The basic salary, which is the salary that an employee earns from his employer, can make up between 35% and 40% of the total salary. The basic salary is generally less than 40% of the full salary structure, and it is both the base and the taxable portion of the salary structure.
Other Taxes and Professional Tax
These taxes are due to the state for the practice of a specific profession, and this varies from company to company and depends on the number of employees and the state. All states may not pay these taxes, but generally, ₹2500 is the maximum. Other taxes taken from your salary are also common—for example, the Income Tax, which is paid to the government.
Also Read: What is the Average Salary in India?
Allowances
An allowance is a monetary benefit that your employer provides to help you meet the costs of fulfiling the service requirements. These benefits are often offered in addition to your basic salary.
Most commonly, these allowances are Home Rent Allowance (HRA), Dearness Allowance (DA), conveyance or transportation allowance and Leave Travelling Allowance (LTA). These allowances can vary from one company to the next, depending on their policies.
Reimbursements
These amounts are usually paid to employees to cover any losses in the business. This is the employee's amount to pay back for everything they have spent. It can come in many forms, including tax refunds or business reimbursements. No matter which business you select to get a job, improve your communication skills.
Provident Fund
The Provident Fund, which benefits you even after you retire, is an investment you and your employer make every month. This amount is usually calculated at 12% of your basic monthly salary if it exceeds ₹15000 and directly transferred to your PF Account. If it is greater than the threshold, the company can still retain its share at 12% of the whole salary (₹15000).

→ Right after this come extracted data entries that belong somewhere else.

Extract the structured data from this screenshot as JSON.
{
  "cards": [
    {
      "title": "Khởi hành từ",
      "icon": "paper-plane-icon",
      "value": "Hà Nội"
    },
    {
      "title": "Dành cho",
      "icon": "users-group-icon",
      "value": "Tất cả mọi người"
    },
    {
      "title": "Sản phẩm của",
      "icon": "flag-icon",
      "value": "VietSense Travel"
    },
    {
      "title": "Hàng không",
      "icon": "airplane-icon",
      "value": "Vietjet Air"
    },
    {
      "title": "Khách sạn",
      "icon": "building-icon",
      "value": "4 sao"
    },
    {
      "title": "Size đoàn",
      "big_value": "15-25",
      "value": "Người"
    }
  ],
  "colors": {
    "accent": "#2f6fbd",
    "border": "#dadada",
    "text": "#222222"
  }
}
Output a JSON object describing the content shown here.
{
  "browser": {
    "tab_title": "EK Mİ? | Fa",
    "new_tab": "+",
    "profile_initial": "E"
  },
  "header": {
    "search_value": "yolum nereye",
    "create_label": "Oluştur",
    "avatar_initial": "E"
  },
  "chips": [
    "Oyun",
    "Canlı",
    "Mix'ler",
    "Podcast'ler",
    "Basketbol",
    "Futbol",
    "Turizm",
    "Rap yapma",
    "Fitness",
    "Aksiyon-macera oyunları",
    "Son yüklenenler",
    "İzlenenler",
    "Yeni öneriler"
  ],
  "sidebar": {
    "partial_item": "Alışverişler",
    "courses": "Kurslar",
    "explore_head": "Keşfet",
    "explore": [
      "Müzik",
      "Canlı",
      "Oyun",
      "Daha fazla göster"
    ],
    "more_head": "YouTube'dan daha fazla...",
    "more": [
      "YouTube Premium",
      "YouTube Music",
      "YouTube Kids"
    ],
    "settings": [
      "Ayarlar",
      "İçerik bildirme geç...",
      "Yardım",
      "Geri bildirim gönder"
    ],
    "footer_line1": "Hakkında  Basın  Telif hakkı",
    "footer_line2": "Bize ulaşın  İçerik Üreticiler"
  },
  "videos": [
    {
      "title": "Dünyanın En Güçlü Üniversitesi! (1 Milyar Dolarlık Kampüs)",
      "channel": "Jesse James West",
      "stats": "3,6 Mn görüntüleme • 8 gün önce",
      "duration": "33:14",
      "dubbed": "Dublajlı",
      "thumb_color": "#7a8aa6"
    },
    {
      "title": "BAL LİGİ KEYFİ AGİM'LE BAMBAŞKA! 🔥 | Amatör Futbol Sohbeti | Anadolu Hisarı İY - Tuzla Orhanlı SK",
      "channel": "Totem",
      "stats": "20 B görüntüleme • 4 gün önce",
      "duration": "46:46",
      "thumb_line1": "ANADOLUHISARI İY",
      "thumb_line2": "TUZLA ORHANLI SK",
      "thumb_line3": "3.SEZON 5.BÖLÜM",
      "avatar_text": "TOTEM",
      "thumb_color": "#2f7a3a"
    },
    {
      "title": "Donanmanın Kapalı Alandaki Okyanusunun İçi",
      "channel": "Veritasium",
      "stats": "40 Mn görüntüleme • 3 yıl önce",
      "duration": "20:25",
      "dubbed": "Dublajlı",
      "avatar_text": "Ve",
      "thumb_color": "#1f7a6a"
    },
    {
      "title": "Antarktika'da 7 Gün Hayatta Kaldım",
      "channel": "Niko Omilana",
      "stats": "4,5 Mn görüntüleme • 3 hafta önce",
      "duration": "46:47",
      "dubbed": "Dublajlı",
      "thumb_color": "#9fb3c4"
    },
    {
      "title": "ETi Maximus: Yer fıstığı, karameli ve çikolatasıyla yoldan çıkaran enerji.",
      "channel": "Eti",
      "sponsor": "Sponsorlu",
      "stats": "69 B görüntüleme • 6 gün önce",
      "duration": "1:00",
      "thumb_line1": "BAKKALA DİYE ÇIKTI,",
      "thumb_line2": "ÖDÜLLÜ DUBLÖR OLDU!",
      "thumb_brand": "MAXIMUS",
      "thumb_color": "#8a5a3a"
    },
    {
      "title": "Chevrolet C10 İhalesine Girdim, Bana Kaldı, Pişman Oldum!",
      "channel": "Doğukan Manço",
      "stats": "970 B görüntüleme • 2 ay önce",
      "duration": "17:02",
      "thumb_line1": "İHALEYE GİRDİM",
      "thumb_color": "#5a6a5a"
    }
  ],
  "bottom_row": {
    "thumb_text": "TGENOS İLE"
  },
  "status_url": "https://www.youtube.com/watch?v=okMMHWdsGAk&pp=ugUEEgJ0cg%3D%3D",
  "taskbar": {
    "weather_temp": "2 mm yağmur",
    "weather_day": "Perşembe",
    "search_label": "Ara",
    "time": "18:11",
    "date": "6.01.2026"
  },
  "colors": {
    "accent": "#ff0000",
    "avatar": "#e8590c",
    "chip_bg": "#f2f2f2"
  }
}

Social Welfare for Workers
This is another mandatory part of the government's salary structure. The state governs the labour welfare fund. It is an employee contribution to help others in need, and it satisfies those who need security or medical assistance and improves work conditions. It is usually deducted from the employee's salary, but it is usually a smaller amount. The total can range from ₹5 up to ₹20.
Insurance and Taxes
Many companies offer insurance, but not all. A small amount is taken from your monthly salary each month, and this money then goes towards your health and life insurance. This amount is not included in the CTC, but it is taken from your net salary.
Your final salary contribution goes towards professional and income tax. Before you receive your salary, the employer directly subtracts the tax amount from your salary according to the applicable slab and tax rate. This tax is also known as the tax deducted from source or TDS. The professional tax is another deduction taken from your salary and income tax. These were all the salary structure components.
ESI
Employee State Insurance (ESI) is a contributory fund that receives contributions from employees and employers. This allows Indian employees to take part in self-funded healthcare insurance.
ESI deductions are mandatory for employees earning less than ₹21,000, and this applies only to companies with 20 or more employees who make a gross salary of ₹21,000 or less. Employers need to contribute 4.75% of their salary, while employees contribute 1.7%.
Conclusion
A solid wage structure is advantageous in separating the entire amount and gaining a comprehensive understanding of allowances and deductions included in your employee's pay.
This helps your employees be in the position to avoid paying the most tax-efficient amount possible and lowers your obligations to be an employer.